Eventually, W.G. Clark found a solution but Kellogg admitted that he "spent a lot of time fussing and figuring it out." In the end, a short concrete wall was poured to waterproof the base of the stacked boulders and then custom fabricated sheet metal was installed to seal areas between the upper boulder and the aluminum curtain wall. All of the joints were then sealed extensively with caulk, said Kellogg.

About 8 mi. south of the Greenwood library is the new $5.4 million Beacon Hill branch, which was designed by Carlson Architects of Seattle and opened last summer. Built by Steele Corp. of Edmonds, Wash., the 10,800-sq.-ft. building has sweeping roof forms to allow natural light, a large canopied stone entry plaza and garden areas.

"The roof of the library is composed of two overlapping curved forms that are linked by a clerestory window. The curve of the roof is formed by lapped panels that create facets on the metal roof," said David Kunselman, Seattle Public Library project manager.

The unusual roof required the contractor to work with a steel fabricator to produce one piece of steel with compound curves going in two directions. The roof creates a pavilion that floats above glass walls. The walls are interrupted by rooms that are playfully, arranged like slate clad boxes that pass through the glass.

Similar to the Greenwood site, the Beacon Hill branch's floor also required creativity. The floor was raised 18 in. to provide flexibility for future configurations of the library floor, space for cabling and room for circulating air. Concrete panels were put down and then covered with carpet squares, allowing library staff to pull up the panels and reconfigure the floor outlets.

But the design couldn't bear the weight of heavy machinery, so some jobs such as interior painting and installation of light fixtures had to be completed before the floor was installed, Kunselman said.

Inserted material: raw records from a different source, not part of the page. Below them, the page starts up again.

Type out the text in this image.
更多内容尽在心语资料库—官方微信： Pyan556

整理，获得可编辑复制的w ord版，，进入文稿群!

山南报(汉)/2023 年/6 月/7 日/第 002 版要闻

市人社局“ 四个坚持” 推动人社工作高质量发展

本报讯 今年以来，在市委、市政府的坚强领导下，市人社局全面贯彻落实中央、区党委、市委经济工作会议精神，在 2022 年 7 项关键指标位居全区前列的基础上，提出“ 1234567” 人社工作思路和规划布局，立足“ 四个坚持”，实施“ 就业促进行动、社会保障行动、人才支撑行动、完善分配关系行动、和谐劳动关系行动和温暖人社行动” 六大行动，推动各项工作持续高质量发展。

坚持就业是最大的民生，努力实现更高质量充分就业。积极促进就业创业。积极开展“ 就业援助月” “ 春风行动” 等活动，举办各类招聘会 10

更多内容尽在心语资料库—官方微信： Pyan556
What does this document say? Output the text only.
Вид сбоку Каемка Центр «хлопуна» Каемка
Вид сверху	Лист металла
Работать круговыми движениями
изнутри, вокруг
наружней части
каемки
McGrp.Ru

Kunselman is currently overseeing construction on the new Northgate branch, which is slated to be completed in June and was designed by Seattle's Miller/Hull Partnership. The more than $8 million project includes a 10,000-sq.-ft. library, 20,000-sq.-ft. community center and 1.67-acre park between the two buildings.

Absher Construction Co. of Puyallup broke ground on the branch this spring, which was later than originally scheduled because of project costs increases. The first bids were over budget and so the library board reworked the project's scope and secured additional funding to avoid reducing the branch's size.

The Northgate branch was one of three projects that have been rebid because of escalating material costs. Other branches with bids beyond budget were the new Montlake branch, which was more than $500,000 over; and the Southwest branch expansion project that came in $1.26 million over budget. The Douglass-Truth Branch, was about $800,000 over budget but the library board decided to increase its budget rather than rebid the project.

A unique aspect of the Northgate library's design is a large storm water vault below the park. Storm water from the property will be collected, filtered and stored in the underground chamber to be used to irrigate the property. None of the other branches, and few buildings in the city, has such a storm water system.

Another sustainable building feature is that 90 percent of the material from the buildings demolished at the Northgate site will be recycled or reused. "The challenge for the contractor is to demolish these buildings, sort them and make sure they are not going into the waste stream but are being used onsite or will be recycled," Kunselman said.

The asphalt will be ground and placed underneath the future asphalt, and the former concrete footings will also be crushed and used as fill below future footings.

Next for the city is a new 5,000-sq.-ft. South Park branch designed by Johnston Architects of Seattle and scheduled for completion next year. The $2.7 million building will have a collection capacity of 18,700 books and materials, a special area for children, computer workstations and instructional spaces. The new library is paid for through a $6 million Opportunity Fund, which was part of the 1998 bond and pays for unanticipated neighborhood library capital needs for underserved areas of Seattle.